Assuming that the layout is not required to be stable for all possible parameters to a type, it's actually technically not even correct to transmute between Vec<T> and Vec<U>. There's no good reason for the layouts to differ as the type parameter is hidden behind a pointer, but that doesn't mean it's correct to assume the layout is stable.

Given that, I think that you need to verify what guarantees are made about the layout of generic types. If the layout of Vec<T> and Vec<U> cannot actually be guaranteed to be stable (according to the rules, rather than the current compiler implementation), then I think you're going to have to submit an RFC to modify the struct layout guarantees to guarantee that the layout is the same for all pairs of instances Type<T> and Type<U> where size_of::<T>() = size_of::<U>() and min_align_of::<T>() == min_align_of::<U>(). Those two requirements are the ones you're relying on already (well, you're relying on size right now, but you need to rely on min align as well). They're also required in order to transmute between two versions of the struct where the type is used directly, although I'm pretty sure that right now it's a compiler error to use transmute() when a type parameter can influence the size of the overall type.

[huonw]

I think it would be very reasonable for Vec to have a fixed layout. There's not much reordering the fields of a Vec will do in terms of optimisation.

[tbu-]

@kballard That Vec transmute can be fixed, get the raw parts (not possible with destructuring unfortunately, needs to be done manually), forget the old Vec and construct a new one.

[lilyball]

@tbu- True, you can build from raw parts. If you're doing that as a transmute-equivalent you will need to make sure that e.g. .as_mut_ptr() actually always returns the underlying pointer. Right now it does, but until very recently it actually returned different values depending on whether the element was a zero size. I promoted getting this fixed, but if you're going to rely on it you'll probably want to add a comment to the as_ptr() and as_mut_ptr() methods documenting that they must return the pointer field as-is.

[lilyball]

Of course, you could also have InPlaceMappable take the destination type and provide fn xmute(self) -> C_U; itself, thus requiring that the type ensure that the transformation is valid.
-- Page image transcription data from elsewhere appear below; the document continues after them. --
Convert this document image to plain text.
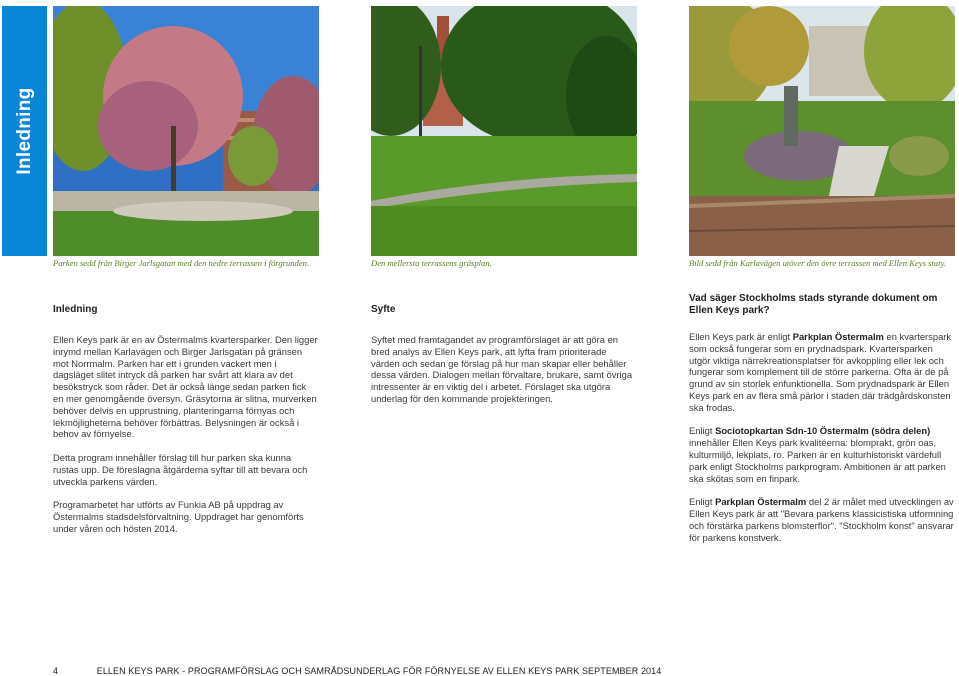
Inledning
Parken sedd från Birger Jarlsgatan med den nedre terrassen i förgrunden.	Den mellersta terrassens gräsplan.	Bild sedd från Karlavägen utöver den övre terrassen med Ellen Keys staty.
Inledning

Ellen Keys park är en av Östermalms kvartersparker. Den ligger inrymd mellan Karlavägen och Birger Jarlsgatan på gränsen mot Norrmalm. Parken har ett i grunden vackert men i dagsläget slitet intryck då parken har svårt att klara av det besökstryck som råder. Det är också länge sedan parken fick en mer genomgående översyn. Gräsytorna är slitna, murverken behöver delvis en upprustning, planteringarna förnyas och lekmöjligheterna behöver förbättras. Belysningen är också i behov av förnyelse.

Detta program innehåller förslag till hur parken ska kunna rustas upp. De föreslagna åtgärderna syftar till att bevara och utveckla parkens värden.

Programarbetet har utförts av Funkia AB på uppdrag av Östermalms stadsdelsförvaltning. Uppdraget har genomförts under våren och hösten 2014.

Syfte

Syftet med framtagandet av programförslaget är att göra en bred analys av Ellen Keys park, att lyfta fram prioriterade värden och sedan ge förslag på hur man skapar eller behåller dessa värden. Dialogen mellan förvaltare, brukare, samt övriga intressenter är en viktig del i arbetet. Förslaget ska utgöra underlag för den kommande projekteringen.

Vad säger Stockholms stads styrande dokument om Ellen Keys park?

Ellen Keys park är enligt Parkplan Östermalm en kvarterspark som också fungerar som en prydnadspark. Kvartersparken utgör viktiga närrekreationsplatser för avkoppling eller lek och fungerar som komplement till de större parkerna. Ofta är de på grund av sin storlek enfunktionella. Som prydnadspark är Ellen Keys park en av flera små pärlor i staden där trädgårdskonsten ska frodas.

Enligt Sociotopkartan Sdn-10 Östermalm (södra delen) innehåller Ellen Keys park kvalitéerna: blomprakt, grön oas, kulturmiljö, lekplats, ro. Parken är en kulturhistoriskt värdefull park enligt Stockholms parkprogram. Ambitionen är att parken ska skötas som en finpark.

Enligt Parkplan Östermalm del 2 är målet med utvecklingen av Ellen Keys park är att "Bevara parkens klassicistiska utformning och förstärka parkens blomsterflor". "Stockholm konst" ansvarar för parkens konstverk.

4	ELLEN KEYS PARK - PROGRAMFÖRSLAG OCH SAMRÅDSUNDERLAG FÖR FÖRNYELSE AV ELLEN KEYS PARK SEPTEMBER 2014
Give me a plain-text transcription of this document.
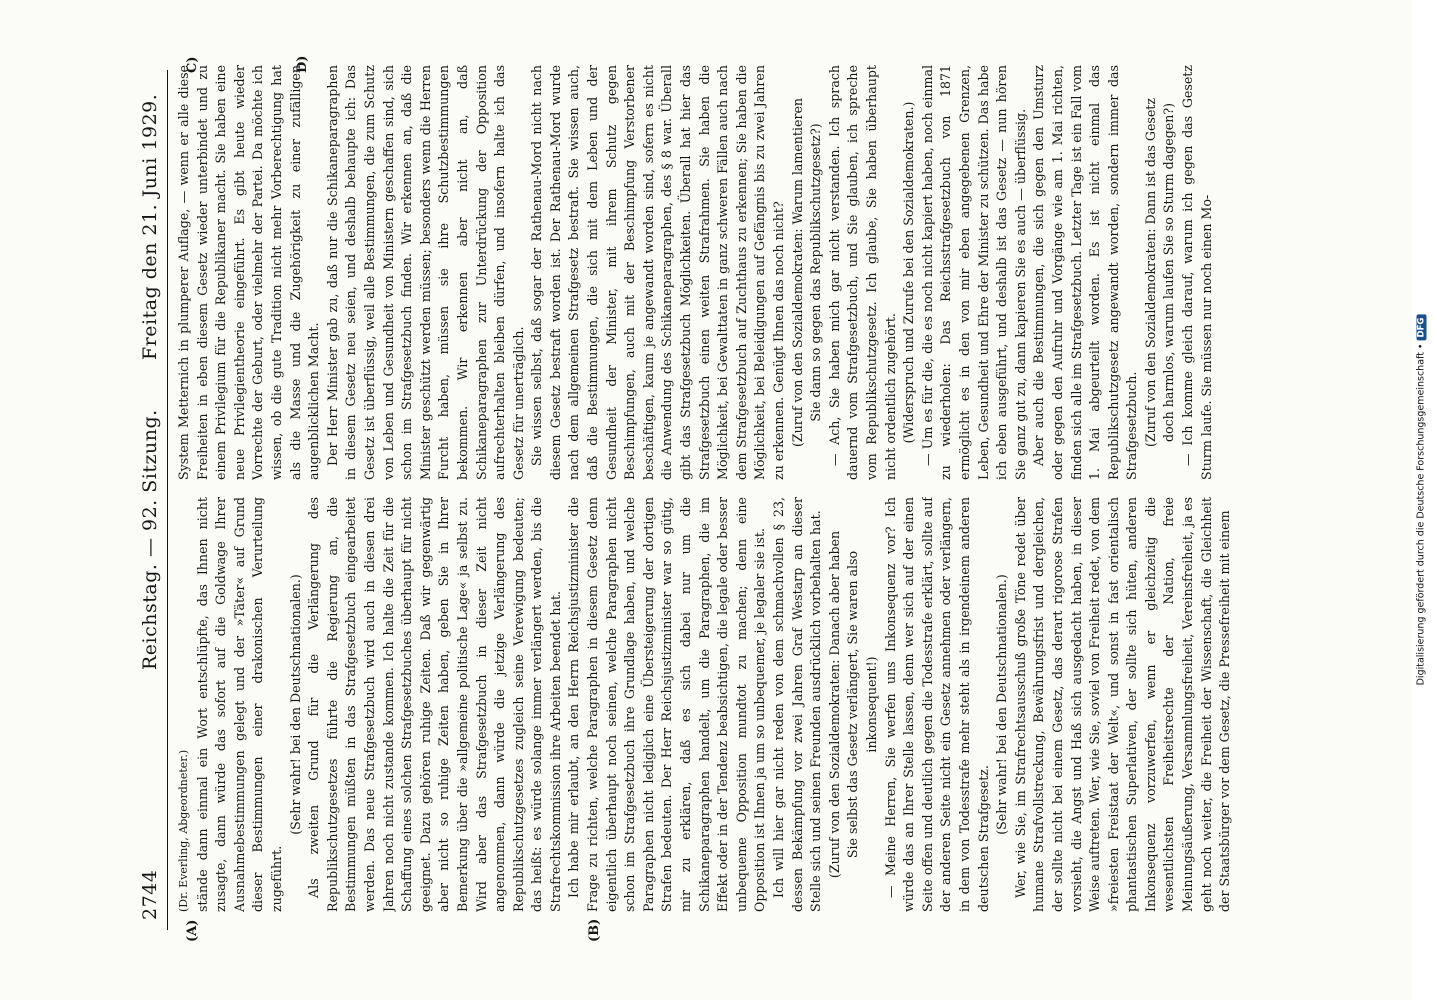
2744
Reichstag. — 92. Sitzung.
Freitag den 21. Juni 1929.
(A)	(B)
C)	D)

(Dr. Everling, Abgeordneter.) stände dann einmal ein Wort entschlüpfte, das Ihnen nicht zusagte, dann würde das sofort auf die Goldwage Ihrer Ausnahmebestimmungen gelegt und der »Täter« auf Grund dieser Bestimmungen einer drakonischen Verurteilung zugeführt.

(Sehr wahr! bei den Deutschnationalen.) Als zweiten Grund für die Verlängerung des Republikschutzgesetzes führte die Regierung an, die Bestimmungen müßten in das Strafgesetzbuch eingearbeitet werden. Das neue Strafgesetzbuch wird auch in diesen drei Jahren noch nicht zustande kommen. Ich halte die Zeit für die Schaffung eines solchen Strafgesetzbuches überhaupt für nicht geeignet. Dazu gehören ruhige Zeiten. Daß wir gegenwärtig aber nicht so ruhige Zeiten haben, geben Sie in Ihrer Bemerkung über die »allgemeine politische Lage« ja selbst zu. Wird aber das Strafgesetzbuch in dieser Zeit nicht angenommen, dann würde die jetzige Verlängerung des Republikschutzgesetzes zugleich seine Verewigung bedeuten; das heißt: es würde solange immer verlängert werden, bis die Strafrechtskommission ihre Arbeiten beendet hat. Ich habe mir erlaubt, an den Herrn Reichsjustizminister die Frage zu richten, welche Paragraphen in diesem Gesetz denn eigentlich überhaupt noch seinen, welche Paragraphen nicht schon im Strafgesetzbuch ihre Grundlage haben, und welche Paragraphen nicht lediglich eine Übersteigerung der dortigen Strafen bedeuten. Der Herr Reichsjustizminister war so gütig, mir zu erklären, daß es sich dabei nur um die Schikaneparagraphen handelt, um die Paragraphen, die im Effekt oder in der Tendenz beabsichtigen, die legale oder besser unbequeme Opposition mundtot zu machen; denn eine Opposition ist Ihnen ja um so unbequemer, je legaler sie ist. Ich will hier gar nicht reden von dem schmachvollen § 23, dessen Bekämpfung vor zwei Jahren Graf Westarp an dieser Stelle sich und seinen Freunden ausdrücklich vorbehalten hat. (Zuruf von den Sozialdemokraten: Danach aber haben Sie selbst das Gesetz verlängert, Sie waren also inkonsequent!) — Meine Herren, Sie werfen uns Inkonsequenz vor? Ich würde das an Ihrer Stelle lassen, denn wer sich auf der einen Seite offen und deutlich gegen die Todesstrafe erklärt, sollte auf der anderen Seite nicht ein Gesetz annehmen oder verlängern, in dem von Todesstrafe mehr steht als in irgendeinem anderen deutschen Strafgesetz.

(Sehr wahr! bei den Deutschnationalen.) Wer, wie Sie, im Strafrechtsausschuß große Töne redet über humane Strafvollstreckung, Bewährungsfrist und dergleichen, der sollte nicht bei einem Gesetz, das derart rigorose Strafen vorsieht, die Angst und Haß sich ausgedacht haben, in dieser Weise auftreten. Wer, wie Sie, soviel von Freiheit redet, von dem »freiesten Freistaat der Welt«, und sonst in fast orientalisch phantastischen Superlativen, der sollte sich hüten, anderen Inkonsequenz vorzuwerfen, wenn er gleichzeitig die wesentlichsten Freiheitsrechte der Nation, freie Meinungsäußerung, Versammlungsfreiheit, Vereinsfreiheit, ja es geht noch weiter, die Freiheit der Wissenschaft, die Gleichheit der Staatsbürger vor dem Gesetz, die Pressefreiheit mit einem

System Metternich in plumperer Auflage, — wenn er alle diese Freiheiten in eben diesem Gesetz wieder unterbindet und zu einem Privilegium für die Republikaner macht. Sie haben eine neue Privilegientheorie eingeführt. Es gibt heute wieder Vorrechte der Geburt, oder vielmehr der Partei. Da möchte ich wissen, ob die gute Tradition nicht mehr Vorberechtigung hat als die Masse und die Zugehörigkeit zu einer zufälligen augenblicklichen Macht. Der Herr Minister gab zu, daß nur die Schikaneparagraphen in diesem Gesetz neu seien, und deshalb behaupte ich: Das Gesetz ist überflüssig, weil alle Bestimmungen, die zum Schutz von Leben und Gesundheit von Ministern geschaffen sind, sich schon im Strafgesetzbuch finden. Wir erkennen an, daß die Minister geschützt werden müssen; besonders wenn die Herren Furcht haben, müssen sie ihre Schutzbestimmungen bekommen. Wir erkennen aber nicht an, daß Schikaneparagraphen zur Unterdrückung der Opposition aufrechterhalten bleiben dürfen, und insofern halte ich das Gesetz für unerträglich. Sie wissen selbst, daß sogar der Rathenau-Mord nicht nach diesem Gesetz bestraft worden ist. Der Rathenau-Mord wurde nach dem allgemeinen Strafgesetz bestraft. Sie wissen auch, daß die Bestimmungen, die sich mit dem Leben und der Gesundheit der Minister, mit ihrem Schutz gegen Beschimpfungen, auch mit der Beschimpfung Verstorbener beschäftigen, kaum je angewandt worden sind, sofern es nicht die Anwendung des Schikaneparagraphen, des § 8 war. Überall gibt das Strafgesetzbuch Möglichkeiten. Überall hat hier das Strafgesetzbuch einen weiten Strafrahmen. Sie haben die Möglichkeit, bei Gewalttaten in ganz schweren Fällen auch nach dem Strafgesetzbuch auf Zuchthaus zu erkennen; Sie haben die Möglichkeit, bei Beleidigungen auf Gefängnis bis zu zwei Jahren zu erkennen. Genügt Ihnen das noch nicht? (Zuruf von den Sozialdemokraten: Warum lamentieren Sie dann so gegen das Republikschutzgesetz?) — Ach, Sie haben mich gar nicht verstanden. Ich sprach dauernd vom Strafgesetzbuch, und Sie glauben, ich spreche vom Republikschutzgesetz. Ich glaube, Sie haben überhaupt nicht ordentlich zugehört. (Widerspruch und Zurufe bei den Sozialdemokraten.) — Um es für die, die es noch nicht kapiert haben, noch einmal zu wiederholen: Das Reichsstrafgesetzbuch von 1871 ermöglicht es in den von mir eben angegebenen Grenzen, Leben, Gesundheit und Ehre der Minister zu schützen. Das habe ich eben ausgeführt, und deshalb ist das Gesetz — nun hören Sie ganz gut zu, dann kapieren Sie es auch — überflüssig. Aber auch die Bestimmungen, die sich gegen den Umsturz oder gegen den Aufruhr und Vorgänge wie am 1. Mai richten, finden sich alle im Strafgesetzbuch. Letzter Tage ist ein Fall vom 1. Mai abgeurteilt worden. Es ist nicht einmal das Republikschutzgesetz angewandt worden, sondern immer das Strafgesetzbuch. (Zuruf von den Sozialdemokraten: Dann ist das Gesetz doch harmlos, warum laufen Sie so Sturm dagegen?) — Ich komme gleich darauf, warum ich gegen das Gesetz Sturm laufe. Sie müssen nur noch einen Mo-

Digitalisierung gefördert durch die Deutsche Forschungsgemeinschaft •DFG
At this point I'm going to stop talking about how we could theoretically do this for arbitrary collections. I do like exploring the topic, but I'm uncomfortable with the number of invariants that the compiler is unable to check, and as you pointed out most collections actually can't take advantage of this.

[alexcrichton]

Closing due to inactivity, but feel free to reopen with a rebase!